The uncertainty, unpredictability and sense of lacking control created by the pandemic has resulted in an existential crisis for many people, causing individuals to question their purpose or the meaning of life in general.

This has led to more people experiencing higher levels of anxiety, stress or depression, as indicated by mental health authorities and NGOs in Malta over the past months.

However, other signs of mental distress can be more subtle in their manifestations:  changes in routine, diet and drinking, social withdrawal, self-sabotaging behaviours and self-harm. Reaching out for help as soon as one becomes aware there is a struggle is essential, yet due to an overloaded infrastructure and lack of essential investment in mental health services, such assistance may be out of reach.

The closure of the psychiatric outpatients department at Mater Dei Hospital has placed individuals in an impossible situation, described as a “limbo” of anxiety by professionals working in the mental health sector.
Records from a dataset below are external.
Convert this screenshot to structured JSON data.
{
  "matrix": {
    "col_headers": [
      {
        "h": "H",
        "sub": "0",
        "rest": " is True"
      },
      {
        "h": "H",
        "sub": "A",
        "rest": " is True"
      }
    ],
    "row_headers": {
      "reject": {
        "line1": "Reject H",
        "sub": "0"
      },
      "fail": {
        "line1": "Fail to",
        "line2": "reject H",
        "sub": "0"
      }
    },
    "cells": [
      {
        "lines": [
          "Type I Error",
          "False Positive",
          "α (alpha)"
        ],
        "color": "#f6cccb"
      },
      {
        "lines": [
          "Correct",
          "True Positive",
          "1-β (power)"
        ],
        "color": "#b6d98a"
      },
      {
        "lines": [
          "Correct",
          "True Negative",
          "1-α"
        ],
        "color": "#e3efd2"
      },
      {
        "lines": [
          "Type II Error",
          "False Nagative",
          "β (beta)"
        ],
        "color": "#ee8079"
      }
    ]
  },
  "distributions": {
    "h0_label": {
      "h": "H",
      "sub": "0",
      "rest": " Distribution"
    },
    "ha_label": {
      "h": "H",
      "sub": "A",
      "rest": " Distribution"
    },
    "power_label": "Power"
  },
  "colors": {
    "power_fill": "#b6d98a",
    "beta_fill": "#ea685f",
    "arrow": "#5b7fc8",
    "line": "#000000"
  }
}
According to Mario Galea, Nationalist  MP, who bravely shared his own mental health struggles in an article published by Times of Malta on Sunday, there has been a systematic “butchering” of national mental health services.

The reality is that the increase in cases is not being met by a concomitant increase in the number of professionals trained to deal with the fast evolving, increasingly complex situation.

As the livelihoods of people directly affected by the pandemic and its repercussions come into question, economic priorities that serve the few must be re-established with a view to creating authentic well-being for all.

Without investing in the holistic health of local communities, there can be no effective rebuilding of trust after the terrible mismanagement of this pandemic by those authorities whose duty it is to keep the nation safe.

With little sense of coordination, and outright conflict between government and the medical experts in Malta on key issues of public health, such a sense of safety is in dangerously short supply.

It is finally time to place the mental and emotional health of people in Malta at the heart of national strategies, rather than continue to pursue a blind obsession with economic gain that has already proved to be the Achilles’ heel of Maltese healthcare policy, ushering in a second and more virulent wave of the coronavirus.